On November 3rd at the Metropolitan Club, approximately 125 CFA Society of Chicago members and guests heard a distinguished panel of Wesley G. Nissen, Samuel S. Weiser and Jeffrey Izenman advise on starting a successful hedge fund.

Samuel S. Weiser of Citigroup's Prime Brokerage Division began with a business management and operational review. He stressed the importance of finding your "edge", which should be easily communicated. Investors need to understand your strategy, with its credibility enhanced if you have related asset management experience. Weiser recommended that developing the fund business plan requires time to make a compelling case. The plan should be comprehensive, addressing strategy, approach, personnel and financial projections. Risks, related to both operations and investments, should be carefully assessed. Above all, keep the plan simple. Finally, choose partners whose skills and strengths complement, as opposed to replicate, your talents.

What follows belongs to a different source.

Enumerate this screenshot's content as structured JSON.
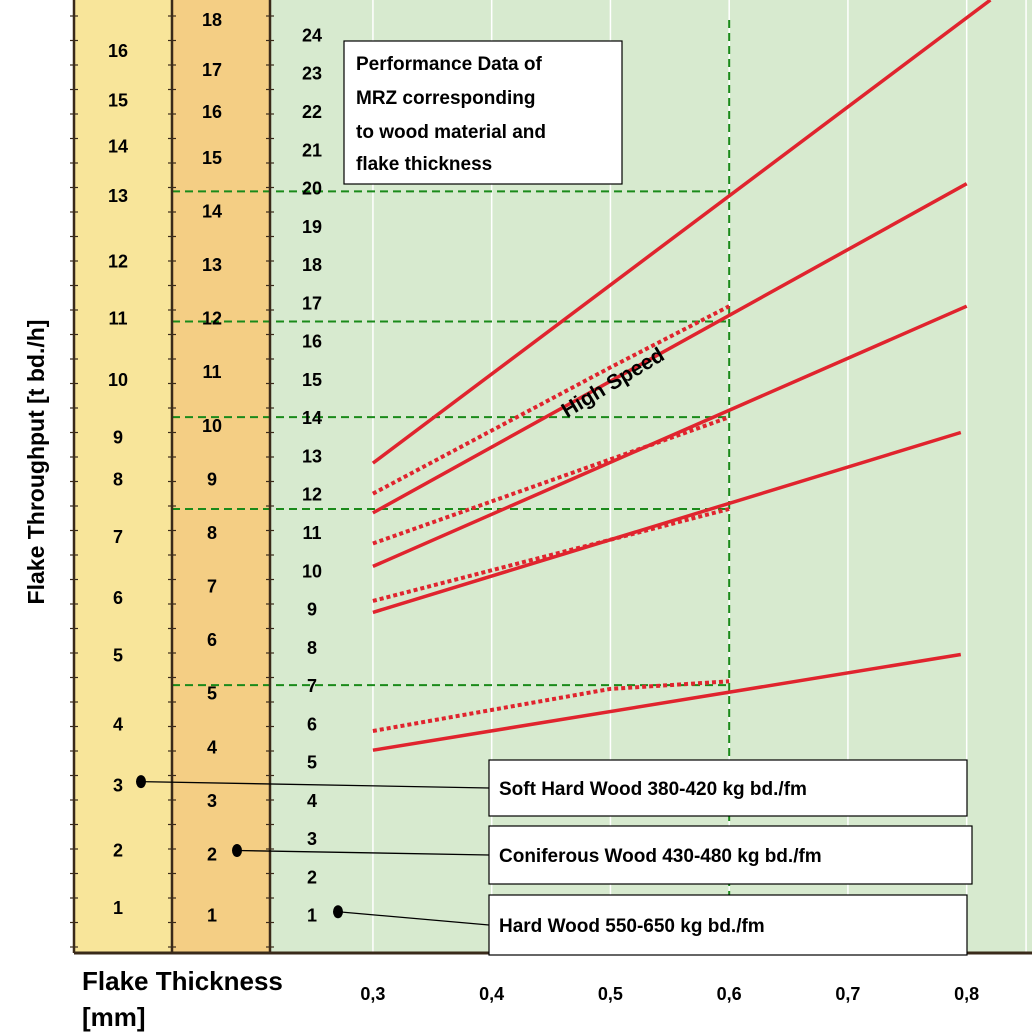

Wesley G. Nissen, from the law offices of Winston & Strawn, LLP, conducted a mock interview of a potential start-up to highlight many conceivable business subtleties. From a regulatory standpoint, the landscape has become more restrictive. Effective February, 2006, hedge funds will need SEC registration if they have more than 14 investors and a lock-up period of under two years. Over the last several years, the costs of running a fund have escalated. $25 to $50 million in assets under management are now needed to profitably cover costs. Issues like the use of soft dollars, portability of prior performance history, potential commodity futures registration and conflicts of interest with proprietary trading may require attention. Wesley advised that, above all, you must really want to manage other people's money.

Jeffrey Izenman, an active seeder with BRI Partners, LLP, identified successful hedge fund start-up criteria. He reviewed capital raising options, typical terms and investment criteria. Except for superstar investors, most founders will raise capital from various strategic partners (one-off investors, passive/active seeders). Often it is most feasible to join an existing hedge fund platform. The best model has the organizer committing substantial personal capital. An agreement's terms will typically be two to four years for an active seeder and less for passive investors. Jeffrey agreed simplicity is golden and that competitive advantage lies in how you run your strategy. Real experience managing money is a must, so a track record is essential, even if via using family and friends' assets. With just one shot to make a first impression -- come fully prepared!